I thought I was delirious so I made a quick experiment - set speakers to LARGE in the receiver, turned off the sub in them (so the only passive portion works) and poped in the DVE bass management test. Lo and behold - although I can not quite hear anything below ~50hz from the mid-woofer I definitely can see/feel the cone vibrating. Even 50 is way too low for the driver's purpose IMHO.

Do you think the design is wrong or I am indeed delirious? :D
Post edited by comer on

Comments

  • jcaut
    jcaut Posts: 1,849
    edited April 2006
    First, 50Hz is not exactly "way too low". The lower the better, for sub-blending purposes.
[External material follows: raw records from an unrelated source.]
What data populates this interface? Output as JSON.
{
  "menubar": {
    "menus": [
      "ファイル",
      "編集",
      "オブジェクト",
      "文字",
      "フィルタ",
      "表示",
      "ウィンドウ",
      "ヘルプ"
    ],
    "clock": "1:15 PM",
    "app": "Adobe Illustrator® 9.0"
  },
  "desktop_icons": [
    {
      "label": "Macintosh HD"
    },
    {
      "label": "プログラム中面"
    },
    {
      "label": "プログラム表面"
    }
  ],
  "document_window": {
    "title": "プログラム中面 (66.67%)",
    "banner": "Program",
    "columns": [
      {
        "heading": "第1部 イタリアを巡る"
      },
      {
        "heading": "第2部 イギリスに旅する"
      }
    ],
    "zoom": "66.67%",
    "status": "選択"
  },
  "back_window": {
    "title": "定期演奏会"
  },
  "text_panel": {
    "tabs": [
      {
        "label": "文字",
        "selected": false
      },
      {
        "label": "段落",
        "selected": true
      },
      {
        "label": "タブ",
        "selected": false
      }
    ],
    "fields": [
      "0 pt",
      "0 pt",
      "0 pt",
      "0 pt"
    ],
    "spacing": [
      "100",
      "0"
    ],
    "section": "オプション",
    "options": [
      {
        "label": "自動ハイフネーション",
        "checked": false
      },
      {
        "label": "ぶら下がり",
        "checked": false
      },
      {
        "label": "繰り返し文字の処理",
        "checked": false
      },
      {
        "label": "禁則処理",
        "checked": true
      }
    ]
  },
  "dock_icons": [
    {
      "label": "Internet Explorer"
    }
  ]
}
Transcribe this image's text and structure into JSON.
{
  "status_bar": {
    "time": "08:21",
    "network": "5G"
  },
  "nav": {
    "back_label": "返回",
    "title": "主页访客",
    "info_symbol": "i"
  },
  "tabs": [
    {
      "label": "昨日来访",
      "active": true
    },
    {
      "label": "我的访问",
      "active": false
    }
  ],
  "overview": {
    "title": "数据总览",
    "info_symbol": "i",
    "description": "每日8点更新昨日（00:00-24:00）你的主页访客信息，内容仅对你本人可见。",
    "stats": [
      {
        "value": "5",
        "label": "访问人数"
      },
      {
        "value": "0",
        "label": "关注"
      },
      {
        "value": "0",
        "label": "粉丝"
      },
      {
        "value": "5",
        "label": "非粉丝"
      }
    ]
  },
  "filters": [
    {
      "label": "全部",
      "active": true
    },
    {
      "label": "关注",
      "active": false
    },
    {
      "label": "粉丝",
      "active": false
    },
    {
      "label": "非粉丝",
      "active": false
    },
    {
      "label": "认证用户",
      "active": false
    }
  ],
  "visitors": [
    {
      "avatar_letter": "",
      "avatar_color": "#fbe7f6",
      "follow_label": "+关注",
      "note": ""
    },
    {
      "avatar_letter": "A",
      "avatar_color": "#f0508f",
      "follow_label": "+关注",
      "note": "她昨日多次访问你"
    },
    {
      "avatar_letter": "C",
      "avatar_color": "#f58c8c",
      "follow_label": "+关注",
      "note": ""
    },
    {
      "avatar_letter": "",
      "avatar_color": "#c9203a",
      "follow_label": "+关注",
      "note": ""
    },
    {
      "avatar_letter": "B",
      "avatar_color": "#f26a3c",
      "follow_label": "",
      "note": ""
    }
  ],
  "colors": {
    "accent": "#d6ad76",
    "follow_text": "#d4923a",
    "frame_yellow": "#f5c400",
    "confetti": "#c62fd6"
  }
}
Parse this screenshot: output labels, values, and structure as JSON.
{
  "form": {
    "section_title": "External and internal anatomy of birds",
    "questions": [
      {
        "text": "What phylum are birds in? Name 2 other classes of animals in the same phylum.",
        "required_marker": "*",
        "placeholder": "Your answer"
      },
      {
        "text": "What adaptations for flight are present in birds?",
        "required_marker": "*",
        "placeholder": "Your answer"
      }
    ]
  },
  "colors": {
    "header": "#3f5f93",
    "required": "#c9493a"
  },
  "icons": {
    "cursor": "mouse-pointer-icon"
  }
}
    Second, the folks who designed that speaker know WAY more about building speakers than I do. In what way do you feel that raising the high-pass on the midwoofer would be a benefit?

    Jason
  • comer
    comer Posts: 18
    edited April 2006
    Well, the main purpose of a x-overs in general is to limit the bandwidth going through by the driver to what it can reproduce the best. Feeding signal above or below that band leads to distortion. For relevant example - frequency too low for the driver will result in high excursion and clipping and/or limited ability to play other frequences at the same time (driver at its excursion limit can't excurse some more to reproduce another signal faithfully).

    The upper limit of the subwoofer section of a RT2000i is 65hz and it's far below of what the 8" drivers can reproduce, thus there's no natural degradation of the responce there, no need for "support" from another driver. So the band 35-65 is being reproduced by two drivers - mid-woofer and sub-woofer which does not make much sense.